I note as I continue to read this series that the reason it succeeds with me in a way that, say, Black Bird does not, is that every horrid moment in it is immediately undercut by some over the top bit of humor or fourth wall breaking that reminds you that this is merely a dumb josei romance. Case in point: continuing where we left off at the end of Vol. 6, Choko has her hand bandaged after Kaori stepped on it in her heels, demanding Choko break up with him. Choko, not one to back down, angrily confronts her the next day at work, whereupon Kaori grabs her hand and sneers "No snitching" while squeezing it hand. A dramatic scene filled with scary tension... until you turn the page, and see superdeformed Choko lying on the floor in a puddle, with a little arrow noting "pissed herself".

This is perhaps why I didn't have as much of an issue as some others did with the date rape scene later in the volume. First of all, the moment it "happened" I knew that it would turn out to be something just for show - we've known the leads for 6 volumes, and the other man involved for 2, and there just isn't any way that he would do this sort of thing, and thus it was purely for potboiler show. That said, it was a horrid thing to do, and Masayuki's response (not immediately telling Choko he knew things didn't get that far) is equally bad. But then, this is Butterflies, Flowers. If you aren't ready for the men to be gloriously horrible (but sweet deep down), you're reading the wrong manga. And again, when she finds out, we cut immediately to Masayuki... who is hiding himself behind her, wearing palm fronds, disguised as a plant.
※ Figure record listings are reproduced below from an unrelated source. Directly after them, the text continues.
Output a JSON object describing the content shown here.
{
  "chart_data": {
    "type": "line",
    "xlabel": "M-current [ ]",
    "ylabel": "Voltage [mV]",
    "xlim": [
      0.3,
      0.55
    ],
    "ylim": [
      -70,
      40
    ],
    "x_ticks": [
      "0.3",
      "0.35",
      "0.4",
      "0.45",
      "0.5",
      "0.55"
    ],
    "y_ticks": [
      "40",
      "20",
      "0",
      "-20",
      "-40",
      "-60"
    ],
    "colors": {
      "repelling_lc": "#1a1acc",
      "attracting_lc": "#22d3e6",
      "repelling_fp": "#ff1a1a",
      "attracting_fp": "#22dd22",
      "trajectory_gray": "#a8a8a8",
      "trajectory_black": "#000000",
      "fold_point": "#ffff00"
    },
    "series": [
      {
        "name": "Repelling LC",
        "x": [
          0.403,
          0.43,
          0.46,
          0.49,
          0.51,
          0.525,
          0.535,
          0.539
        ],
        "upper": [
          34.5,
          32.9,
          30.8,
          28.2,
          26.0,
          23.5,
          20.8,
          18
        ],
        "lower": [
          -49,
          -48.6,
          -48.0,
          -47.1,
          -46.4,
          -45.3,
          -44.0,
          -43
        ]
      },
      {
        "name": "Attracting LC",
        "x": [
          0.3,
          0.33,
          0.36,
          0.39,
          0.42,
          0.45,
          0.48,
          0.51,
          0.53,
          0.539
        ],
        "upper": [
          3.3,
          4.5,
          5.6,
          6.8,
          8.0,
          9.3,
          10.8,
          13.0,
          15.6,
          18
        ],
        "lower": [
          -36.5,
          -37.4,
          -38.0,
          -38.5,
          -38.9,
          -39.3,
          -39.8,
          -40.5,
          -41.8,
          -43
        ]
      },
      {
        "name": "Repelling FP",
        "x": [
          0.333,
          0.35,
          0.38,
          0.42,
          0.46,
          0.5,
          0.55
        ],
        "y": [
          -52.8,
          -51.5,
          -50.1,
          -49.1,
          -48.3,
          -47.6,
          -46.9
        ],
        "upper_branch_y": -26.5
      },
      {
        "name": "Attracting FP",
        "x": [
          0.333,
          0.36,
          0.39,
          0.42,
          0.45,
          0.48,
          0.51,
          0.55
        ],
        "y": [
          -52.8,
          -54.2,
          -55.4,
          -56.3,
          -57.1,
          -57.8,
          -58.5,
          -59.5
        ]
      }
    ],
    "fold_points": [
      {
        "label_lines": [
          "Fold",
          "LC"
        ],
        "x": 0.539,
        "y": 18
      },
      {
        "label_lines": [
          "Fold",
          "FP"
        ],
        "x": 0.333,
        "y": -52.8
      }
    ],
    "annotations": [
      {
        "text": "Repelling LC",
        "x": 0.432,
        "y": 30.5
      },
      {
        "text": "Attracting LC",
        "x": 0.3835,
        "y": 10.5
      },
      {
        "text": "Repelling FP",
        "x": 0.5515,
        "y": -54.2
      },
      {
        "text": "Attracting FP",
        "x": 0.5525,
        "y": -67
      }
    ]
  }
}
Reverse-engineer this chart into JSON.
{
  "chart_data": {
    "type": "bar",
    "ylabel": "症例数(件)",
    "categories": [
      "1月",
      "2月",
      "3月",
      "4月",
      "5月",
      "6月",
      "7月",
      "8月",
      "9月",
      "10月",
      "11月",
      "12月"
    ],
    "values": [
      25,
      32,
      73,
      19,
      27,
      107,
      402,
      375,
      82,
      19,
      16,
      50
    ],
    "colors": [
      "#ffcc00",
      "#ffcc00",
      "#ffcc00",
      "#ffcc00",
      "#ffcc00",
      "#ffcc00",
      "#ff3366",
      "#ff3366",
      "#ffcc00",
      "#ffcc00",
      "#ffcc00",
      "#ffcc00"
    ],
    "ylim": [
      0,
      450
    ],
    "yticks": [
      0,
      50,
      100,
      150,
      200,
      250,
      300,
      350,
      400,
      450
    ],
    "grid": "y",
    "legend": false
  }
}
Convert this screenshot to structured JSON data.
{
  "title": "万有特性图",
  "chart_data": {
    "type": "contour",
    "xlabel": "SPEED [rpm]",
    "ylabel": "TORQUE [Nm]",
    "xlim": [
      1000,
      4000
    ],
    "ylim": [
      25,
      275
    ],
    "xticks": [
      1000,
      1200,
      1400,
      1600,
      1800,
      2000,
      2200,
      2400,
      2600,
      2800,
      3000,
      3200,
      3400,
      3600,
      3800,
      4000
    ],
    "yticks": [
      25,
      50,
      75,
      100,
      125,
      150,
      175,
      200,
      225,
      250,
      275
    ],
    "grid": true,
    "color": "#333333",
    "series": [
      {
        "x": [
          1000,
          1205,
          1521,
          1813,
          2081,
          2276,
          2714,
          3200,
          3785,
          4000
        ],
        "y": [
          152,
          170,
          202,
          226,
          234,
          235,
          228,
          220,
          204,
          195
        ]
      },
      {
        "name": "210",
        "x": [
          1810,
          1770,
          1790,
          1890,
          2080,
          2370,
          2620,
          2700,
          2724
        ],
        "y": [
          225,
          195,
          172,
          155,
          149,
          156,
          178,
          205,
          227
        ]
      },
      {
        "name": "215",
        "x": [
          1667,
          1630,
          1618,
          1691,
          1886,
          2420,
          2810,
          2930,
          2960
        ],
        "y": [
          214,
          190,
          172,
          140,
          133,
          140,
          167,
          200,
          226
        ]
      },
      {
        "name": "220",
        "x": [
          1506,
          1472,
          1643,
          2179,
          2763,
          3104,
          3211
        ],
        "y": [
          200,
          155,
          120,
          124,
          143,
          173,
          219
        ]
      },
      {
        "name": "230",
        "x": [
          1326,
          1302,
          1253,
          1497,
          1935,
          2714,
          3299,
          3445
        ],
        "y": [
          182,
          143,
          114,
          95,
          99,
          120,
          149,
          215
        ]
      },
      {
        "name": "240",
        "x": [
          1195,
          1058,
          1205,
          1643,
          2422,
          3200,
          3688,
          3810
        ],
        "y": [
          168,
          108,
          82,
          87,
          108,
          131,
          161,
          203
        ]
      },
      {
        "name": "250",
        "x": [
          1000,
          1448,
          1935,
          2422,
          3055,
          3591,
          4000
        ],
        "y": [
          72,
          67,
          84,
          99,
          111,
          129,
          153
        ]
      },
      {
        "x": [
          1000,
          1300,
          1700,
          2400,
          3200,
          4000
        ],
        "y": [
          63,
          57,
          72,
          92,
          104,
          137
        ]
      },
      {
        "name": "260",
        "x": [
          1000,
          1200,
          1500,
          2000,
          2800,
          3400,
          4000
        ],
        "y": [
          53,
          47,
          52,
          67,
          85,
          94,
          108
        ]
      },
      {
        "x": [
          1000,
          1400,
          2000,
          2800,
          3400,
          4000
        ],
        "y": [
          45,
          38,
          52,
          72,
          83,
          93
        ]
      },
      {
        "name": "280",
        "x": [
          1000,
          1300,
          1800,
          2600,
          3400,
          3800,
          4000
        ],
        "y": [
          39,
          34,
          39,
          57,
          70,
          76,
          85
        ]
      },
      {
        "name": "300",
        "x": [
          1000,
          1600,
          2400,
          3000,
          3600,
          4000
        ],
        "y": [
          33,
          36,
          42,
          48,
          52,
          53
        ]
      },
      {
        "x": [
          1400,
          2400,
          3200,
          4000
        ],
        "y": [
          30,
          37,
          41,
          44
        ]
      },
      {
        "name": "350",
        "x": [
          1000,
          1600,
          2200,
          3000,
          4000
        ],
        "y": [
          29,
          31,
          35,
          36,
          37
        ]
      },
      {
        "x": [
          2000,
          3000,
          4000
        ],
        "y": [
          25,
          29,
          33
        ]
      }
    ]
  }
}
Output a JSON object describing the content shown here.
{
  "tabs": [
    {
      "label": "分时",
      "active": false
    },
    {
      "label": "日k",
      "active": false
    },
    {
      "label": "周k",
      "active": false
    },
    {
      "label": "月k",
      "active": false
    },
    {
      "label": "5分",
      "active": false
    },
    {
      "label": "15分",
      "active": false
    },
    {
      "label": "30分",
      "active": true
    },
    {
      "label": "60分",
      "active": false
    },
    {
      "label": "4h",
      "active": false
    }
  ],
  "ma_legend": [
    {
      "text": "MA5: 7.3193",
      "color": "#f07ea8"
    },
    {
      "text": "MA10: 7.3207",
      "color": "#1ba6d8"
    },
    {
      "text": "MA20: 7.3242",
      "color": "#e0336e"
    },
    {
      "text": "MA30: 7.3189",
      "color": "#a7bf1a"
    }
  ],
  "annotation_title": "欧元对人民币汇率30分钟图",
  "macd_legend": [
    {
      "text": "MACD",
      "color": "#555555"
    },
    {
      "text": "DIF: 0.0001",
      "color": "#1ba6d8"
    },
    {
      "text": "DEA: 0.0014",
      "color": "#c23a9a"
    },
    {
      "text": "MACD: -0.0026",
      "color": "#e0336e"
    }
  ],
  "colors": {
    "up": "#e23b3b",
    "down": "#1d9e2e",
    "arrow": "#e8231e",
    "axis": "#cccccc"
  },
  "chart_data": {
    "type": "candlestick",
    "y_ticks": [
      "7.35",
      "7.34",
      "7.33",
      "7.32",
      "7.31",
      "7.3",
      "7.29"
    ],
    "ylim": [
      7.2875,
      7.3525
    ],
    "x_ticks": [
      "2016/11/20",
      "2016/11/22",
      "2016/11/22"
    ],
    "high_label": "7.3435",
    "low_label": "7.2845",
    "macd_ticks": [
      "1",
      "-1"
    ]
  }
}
Then there's the popularity contest, and the sheer gall of the ex-girlfriend trussed up on the bed like a meat market sale, and Choko's having to really think back on when the two of them last had sex, and of course the best line of the volume, which I won't give away here except it involves the word "semen". Every time something that would be offensive in any other manga comes by, Butterflies, Flowers is here to be so gleefully trashy and over the top that at most you just slap your forehead and sigh.

In terms of the actual couple, Choko gets some good development in the latter half of the book. She's been, despite the sex, very much the naive and innocent heroine throughout this, and thus when she is confronted by several angry women noting that she's frustrating Masayuki by her lack of sexual desire for him, she's not sure what to think. Of course, these girls not only don't have her prior history with him, but also don't have him acting like a flaming moron in front of her all the time. But we do start to see Choko think about Masayuki as an actual desirable man, and try her best to understand her own passions. Unfortunately, she doesn't really get far. Fortunately, the next volume is the final one, so I anticipate that she will soon!

So yes, the sexual politics of this series remains as questionable as ever, but it's so ludicrous that I don't care. I like Butterflies Flowers because it's funny. I dropped Black Bird because it was painfully earnest. Your mileage may vary, but I guess that's how I see the series. So if you want more of what you've seen in the first six volumes, well, you won't be disappointed.

Oh, you might be disappointed in that there are no Gundam references this time. But they do namedrop Space Battleship Yamato, so I guess it's OK.